A recent exhibition celebrating the Antwerp Six at MoMu has refocused attention on Belgium's profound and lasting influence on global fashion. This influence, characterized by intellectual rigor and wearable artistry, extends deeply into the history of lingerie. The Belgian approach—grounded, personal, and narrative-driven—resonates in the intimate sphere.
Consider the legacy of a house like Maison Margiela, founded by the enigmatic Belgian Martin Margiela. His deconstructivist approach, which questioned fashion's very foundations, later informed the label's intimate apparel: bras with exposed seams, corsets reimagined as outerwear. This intellectual 'undressing' of garments finds a direct lineage in the Antwerp Academy's pedagogy, which Walter Van Beirendonck describes as going 'very deep' to develop a signature. Similarly, the sleek, architectural lines favored by many Belgian-trained designers, from Raf Simons to Pieter Mulier, echo in the precise engineering of modern luxury lingerie, where form must follow function without sacrificing beauty.

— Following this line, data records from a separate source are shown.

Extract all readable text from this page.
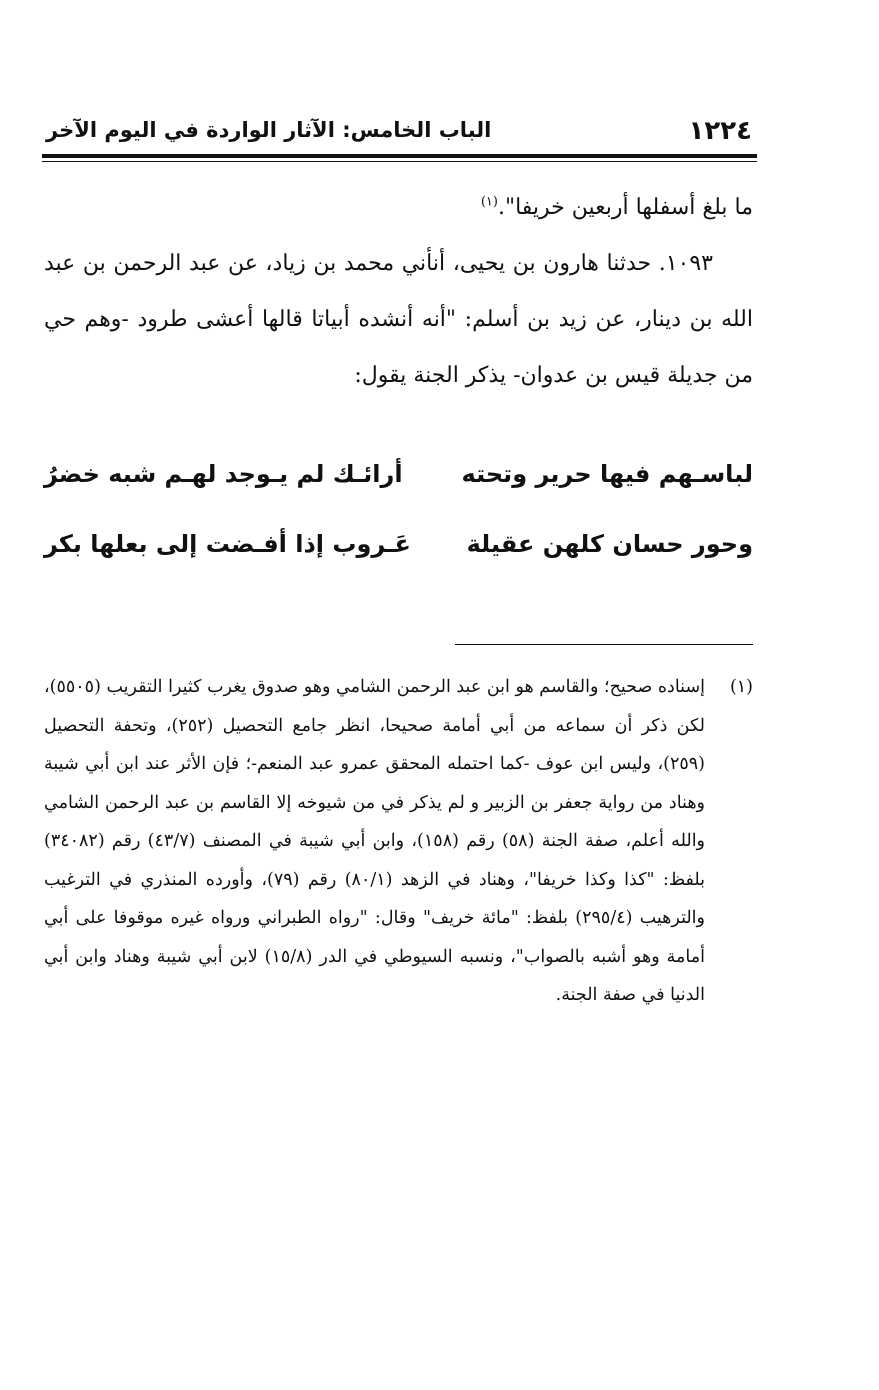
١٢٢٤
الباب الخامس: الآثار الواردة في اليوم الآخر

ما بلغ أسفلها أربعين خريفا".$^{(١)}$

١٠٩٣. حدثنا هارون بن يحيى، أنأني محمد بن زياد، عن عبد الرحمن بن عبد الله بن دينار، عن زيد بن أسلم: "أنه أنشده أبياتا قالها أعشى طرود -وهم حي من جديلة قيس بن عدوان- يذكر الجنة يقول:

لباسـهم فيها حرير وتحته
أرائـك لم يـوجد لهـم شبه خضرُ
وحور حسان كلهن عقيلة
عَـروب إذا أفـضت إلى بعلها بكر
(١)
إسناده صحيح؛ والقاسم هو ابن عبد الرحمن الشامي وهو صدوق يغرب كثيرا التقريب (٥٥٠٥)، لكن ذكر أن سماعه من أبي أمامة صحيحا، انظر جامع التحصيل (٢٥٢)، وتحفة التحصيل (٢٥٩)، وليس ابن عوف -كما احتمله المحقق عمرو عبد المنعم-؛ فإن الأثر عند ابن أبي شيبة وهناد من رواية جعفر بن الزبير و لم يذكر في من شيوخه إلا القاسم بن عبد الرحمن الشامي والله أعلم، صفة الجنة (٥٨) رقم (١٥٨)، وابن أبي شيبة في المصنف (٤٣/٧) رقم (٣٤٠٨٢) بلفظ: "كذا وكذا خريفا"، وهناد في الزهد (٨٠/١) رقم (٧٩)، وأورده المنذري في الترغيب والترهيب (٢٩٥/٤) بلفظ: "مائة خريف" وقال: "رواه الطبراني ورواه غيره موقوفا على أبي أمامة وهو أشبه بالصواب"، ونسبه السيوطي في الدر (١٥/٨) لابن أبي شيبة وهناد وابن أبي الدنيا في صفة الجنة.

The current prominence of designers like Ludovic de Saint Sernin, whose work often blurs the lines between lingerie and ready-to-wear, underscores this continuity. It reflects the Belgian balance of dream and reality that Dries Van Noten cites—a combination of provocative concept and steadfast wearability. In lingerie, where garment and body are in constant dialogue, this philosophy is paramount. The Belgian method, born outside the traditional fashion system, continues to offer a compelling framework: one where intimacy is treated with seriousness, authenticity, and a profound respect for craft.